Accelerating Clients' Climate Resiliency and Response
Today’s economy is overexposed to climate risk, and the immediacy and scale of the climate change challenge is pushing Aon and others to set a new pace for progress in risk solutions and decarbonization efforts. In 2021, we continued our work to create opportunities for economies and societies to thrive amid climate risk, including collaborations with clients, governments and academia. Responding to that challenge requires us to work on two fronts: risk transfer and risk mitigation. At the same time, we are also helping our clients with the shift to net-zero, beginning with identifying capital to invest in decarbonization technologies.
Risk Transfer Innovation
Our clients — and societies across the globe — need to find ways to measure the threat and formulate the right response to climate change. Pricing and transferring risk will allow them to grow while allocating investment to long-term resilience strategies. We are developing leading, targeted solutions with alternative structures such as catastrophe bonds and other insurancelinked securities. In 2021 alone, we advised $13 billion in issuances of insurance-linked securities, helping mitigate economic challenges as natural disasters increase in frequency and severity.
Proactive Climate Action Strategies
Extending our impact beyond risk transfer solutions, we are developing and strengthening proprietary tools and leading cross-sector collaborations to pave the way for more proactive climate decisions and resilience on an accelerated timetable.
For instance, our Weather Solution insurance cover uses parametric triggers to bridge those gaps and provide coverage for clients impacted by natural disasters. This innovative approach to environmental threats considers factors like wave height, river depth and hydrological triggers for clients in flood-prone areas. Based on these findings, Aon recently worked with a client to secure coverage for any category 2 or above hurricane within 50 kilometers of their two major facilities. Responsive solutions like this give clients the support they need in the face of the developing risks and costs of climate change.
Our other leading approaches around assessing climate risk include:
- Impact Forecasting — Our premier catastrophe model development center of excellence helps clients understand their climate risk through physical and financial risk modeling and analysis.
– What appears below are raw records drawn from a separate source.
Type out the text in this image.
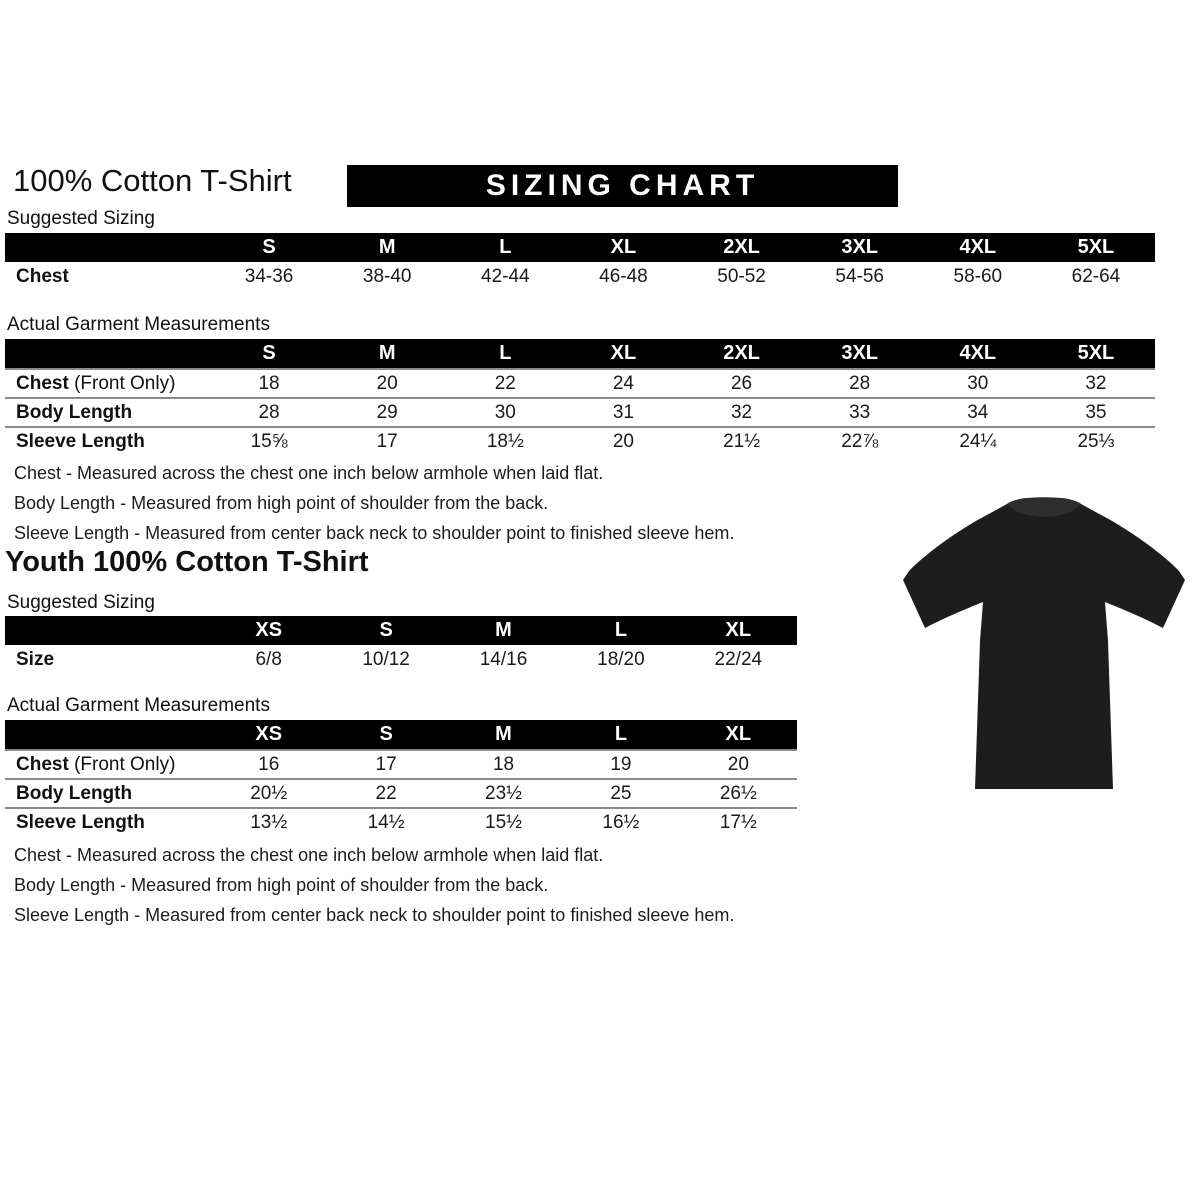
100% Cotton T-Shirt	SIZING CHART
Suggested Sizing
S	M	L	XL	2XL	3XL	4XL	5XL
Chest	34-36	38-40	42-44	46-48	50-52	54-56	58-60	62-64
Actual Garment Measurements
S	M	L	XL	2XL	3XL	4XL	5XL
Chest (Front Only)	18	20	22	24	26	28	30	32
Body Length	28	29	30	31	32	33	34	35
Sleeve Length	15⅝	17	18½	20	21½	22⅞	24¼	25⅓
Chest - Measured across the chest one inch below armhole when laid flat.
Body Length - Measured from high point of shoulder from the back.
Sleeve Length - Measured from center back neck to shoulder point to finished sleeve hem.
Youth 100% Cotton T-Shirt
Suggested Sizing
XS	S	M	L	XL
Size	6/8	10/12	14/16	18/20	22/24
Actual Garment Measurements
XS	S	M	L	XL
Chest (Front Only)	16	17	18	19	20
Body Length	20½	22	23½	25	26½
Sleeve Length	13½	14½	15½	16½	17½
Chest - Measured across the chest one inch below armhole when laid flat.
Body Length - Measured from high point of shoulder from the back.
Sleeve Length - Measured from center back neck to shoulder point to finished sleeve hem.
Impact Forecasting brings together seismologists, meteorologists, hydrologists, engineers, mathematicians, geographic risk experts, geographers, finance, risk management and insurance professionals and serves clients of all types.
- Impact on Demand — Aon’s digital analytics platform for efficiently and accurately visualizing and quantifying risk exposures. The platform helps companies quickly identify risks and create reports that aid in better climate and ESG decisions.
- Climate Maturity Curve — An illustrative tool for companies to assess where they are in their journey toward a robust climate strategy. The tool serves as a foundational element for climate action, including identifying the greatest areas of risk and opportunity to prioritize.
- Physical and Transition Risk Quantification — Using our expertise and a toolkit of modeling capabilities, catastrophe and climate models and partnerships with third party data providers, Aon quantifies the impact climate change scenarios will have on businesses. The analysis considers several different Representative Concentration Pathway (RCP) scenarios that could make the impact more or less severe.
Additionally, Aon is playing a key role in convening knowledge, research and science from premier institutions and bringing it to the business sector. “Our reinsurance colleagues are partnering with several notable academic institutions to build forwardlooking climate risk into their natural hazard modeling capabilities,” says Richard Dudley, global head of climate strategy.
For example, our partnership with Columbia University brings leading academic climate research to our work modeling weather risk exposures, particularly for tropical cyclone perils. In doing so, we’re seeking to better quantify the climate risk in insurers’ and our clients’ portfolios and inform better decisions — in pricing, investments and exposure management. Rather than work with fragmented data and varying research studies, we can create consensus and consistency. This enables us to better serve our clients and calibrate our climate solutions to the most realistic future scenarios. Looking forward, we expect to expand this partnership to other weather events and geographies.